- Theatrical film poster
- Directed by: Dante Tomaselli
- Written by: Dante Tomaselli
- Produced by: Milka Stanisic Dante Tomaselli
- Starring: Vincent Pastore Christie Sanford Lynn Lowry Carmen LoPorto Danny Lopes
- Cinematography: Timothy Naylor
- Edited by: Marcus Bonilla
- Music by: Kenneth Lampl Allison Piccioni Dante Tomaselli
- Release date: October 10, 2013 (Sitges Film Festival);
- Language: English

= Torture Chamber =

Torture Chamber is a 2013 horror film written and directed by Dante Tomaselli.
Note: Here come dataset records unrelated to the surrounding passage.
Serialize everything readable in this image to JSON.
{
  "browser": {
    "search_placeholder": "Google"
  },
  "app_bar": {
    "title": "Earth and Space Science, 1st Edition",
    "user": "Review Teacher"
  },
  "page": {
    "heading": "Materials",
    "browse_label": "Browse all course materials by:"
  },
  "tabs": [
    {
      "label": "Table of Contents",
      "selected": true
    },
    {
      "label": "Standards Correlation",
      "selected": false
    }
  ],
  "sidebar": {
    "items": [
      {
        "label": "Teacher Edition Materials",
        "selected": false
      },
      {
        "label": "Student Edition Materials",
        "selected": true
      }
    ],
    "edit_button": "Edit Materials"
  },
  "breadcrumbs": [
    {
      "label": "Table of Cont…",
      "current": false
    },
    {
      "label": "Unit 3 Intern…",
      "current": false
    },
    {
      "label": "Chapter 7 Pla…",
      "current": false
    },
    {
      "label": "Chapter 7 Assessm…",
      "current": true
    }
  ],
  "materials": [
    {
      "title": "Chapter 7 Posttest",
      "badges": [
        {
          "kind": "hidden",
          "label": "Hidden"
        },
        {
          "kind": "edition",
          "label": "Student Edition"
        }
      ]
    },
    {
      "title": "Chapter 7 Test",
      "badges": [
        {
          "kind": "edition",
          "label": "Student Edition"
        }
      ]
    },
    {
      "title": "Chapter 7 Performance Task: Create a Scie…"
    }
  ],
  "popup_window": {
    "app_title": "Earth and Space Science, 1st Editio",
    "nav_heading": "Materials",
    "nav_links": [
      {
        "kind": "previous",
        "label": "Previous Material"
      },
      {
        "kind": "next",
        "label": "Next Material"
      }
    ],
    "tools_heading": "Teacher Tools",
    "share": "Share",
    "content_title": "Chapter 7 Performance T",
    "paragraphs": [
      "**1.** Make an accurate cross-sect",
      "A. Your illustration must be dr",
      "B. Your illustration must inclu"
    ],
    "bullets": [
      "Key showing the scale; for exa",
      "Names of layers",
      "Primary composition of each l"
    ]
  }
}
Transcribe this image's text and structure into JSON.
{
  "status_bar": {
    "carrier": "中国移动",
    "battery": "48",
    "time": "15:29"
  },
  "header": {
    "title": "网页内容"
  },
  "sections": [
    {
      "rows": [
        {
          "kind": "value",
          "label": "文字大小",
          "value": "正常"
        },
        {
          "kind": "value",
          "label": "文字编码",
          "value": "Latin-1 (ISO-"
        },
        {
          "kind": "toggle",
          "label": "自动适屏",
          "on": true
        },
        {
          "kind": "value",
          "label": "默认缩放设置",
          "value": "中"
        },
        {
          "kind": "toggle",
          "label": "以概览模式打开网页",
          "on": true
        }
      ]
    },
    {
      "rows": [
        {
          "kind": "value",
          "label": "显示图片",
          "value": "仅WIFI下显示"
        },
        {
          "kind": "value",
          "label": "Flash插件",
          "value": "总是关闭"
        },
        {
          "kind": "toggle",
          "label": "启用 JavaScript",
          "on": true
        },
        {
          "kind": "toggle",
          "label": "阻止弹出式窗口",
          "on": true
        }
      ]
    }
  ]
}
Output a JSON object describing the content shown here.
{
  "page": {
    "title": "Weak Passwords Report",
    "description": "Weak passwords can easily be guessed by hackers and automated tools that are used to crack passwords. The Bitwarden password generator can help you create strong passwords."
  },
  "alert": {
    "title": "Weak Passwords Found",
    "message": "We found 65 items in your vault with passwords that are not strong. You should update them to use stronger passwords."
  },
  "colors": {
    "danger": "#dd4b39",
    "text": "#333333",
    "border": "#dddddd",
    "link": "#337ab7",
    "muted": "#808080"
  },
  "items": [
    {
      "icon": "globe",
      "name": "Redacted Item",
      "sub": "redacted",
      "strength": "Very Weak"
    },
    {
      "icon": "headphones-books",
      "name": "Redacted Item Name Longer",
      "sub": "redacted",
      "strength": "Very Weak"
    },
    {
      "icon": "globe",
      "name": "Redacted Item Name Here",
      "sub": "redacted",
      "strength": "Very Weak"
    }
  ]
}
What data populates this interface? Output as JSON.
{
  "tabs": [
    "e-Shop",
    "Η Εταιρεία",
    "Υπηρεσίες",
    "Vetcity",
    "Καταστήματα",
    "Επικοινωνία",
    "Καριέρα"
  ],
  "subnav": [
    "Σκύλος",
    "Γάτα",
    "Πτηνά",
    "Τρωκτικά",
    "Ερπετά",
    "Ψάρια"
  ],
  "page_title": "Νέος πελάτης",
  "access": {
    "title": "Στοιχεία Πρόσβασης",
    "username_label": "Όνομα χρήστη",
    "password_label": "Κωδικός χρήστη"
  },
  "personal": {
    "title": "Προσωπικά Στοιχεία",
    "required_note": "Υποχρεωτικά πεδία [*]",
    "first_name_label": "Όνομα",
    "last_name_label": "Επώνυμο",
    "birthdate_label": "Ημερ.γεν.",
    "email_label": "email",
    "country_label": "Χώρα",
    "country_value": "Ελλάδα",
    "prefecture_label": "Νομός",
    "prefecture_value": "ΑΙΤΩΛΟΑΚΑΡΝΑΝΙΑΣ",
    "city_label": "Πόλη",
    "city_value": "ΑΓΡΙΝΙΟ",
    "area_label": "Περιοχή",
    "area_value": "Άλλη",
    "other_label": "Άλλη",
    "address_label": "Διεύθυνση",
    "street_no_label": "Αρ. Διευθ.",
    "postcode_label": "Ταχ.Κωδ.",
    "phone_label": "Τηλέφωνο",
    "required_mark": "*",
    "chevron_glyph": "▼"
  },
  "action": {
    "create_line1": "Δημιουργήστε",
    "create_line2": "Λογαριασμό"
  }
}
The movie first released on October 10, 2013 at the Sitges Film Festival and was released onto DVD on January 28, 2014. The film stars Vincent Pastore, Christie Sanford, and Lynn Lowry, and follows a family trying to save a teen boy from demonic possession. This marks a change from Tomaselli's usual horror formula, as prior films showed adults in the role of monster.

==Synopsis==
13-year-old burn victim Jimmy Morgan (Carmen LoPorto) isn't happy. When he starts exhibiting strange powers, he begins to use them on all of the people that he believes has looked down upon him or did him wrong. His brother Mark (Richard D. Busser) tries desperately to use his skills as a Catholic priest to save Jimmy, but is wildly unsuccessful. Not only does Jimmy manage to escape, but he also transforms the town's children into a bloodthirsty army that drags its prey to an abandoned castle. There Jimmy and the children torture their captives in extremely disturbing and horrific ways.

==Cast==
- Vincent Pastore as Dr. Fiore
- Christie Sanford as Mrs. Morgan
- Lynn Lowry as Lisa Marino
- Carmen LoPorto as Jimmy Morgan
- Ron Millkie as Dr. Thompson
- Richard D. Busser as Father Mark Morgan
- Ellie Pettit as Heather
- Steven Lobman as Andy
- Raine Brown as Hope
- Danny Lopes as Ralph

==Reception==
Critical reception for Torture Chamber has been mostly positive, with many reviewers stating that the film would have a limited appeal to viewers expecting a more mainstream horror film. Fearnet and Ain't It Cool News both criticized the film's acting but praised the film overall, with Fearnet calling it "a messy, scrappy, sometimes silly horror film that occasionally taps into something old-school scary." In contrast, Fangoria's Chris Alexander and AV Maniacs both praised the film's acting, with Alexander stating that the movie "traps its audience in an environment and won't let them go until it's finished with them."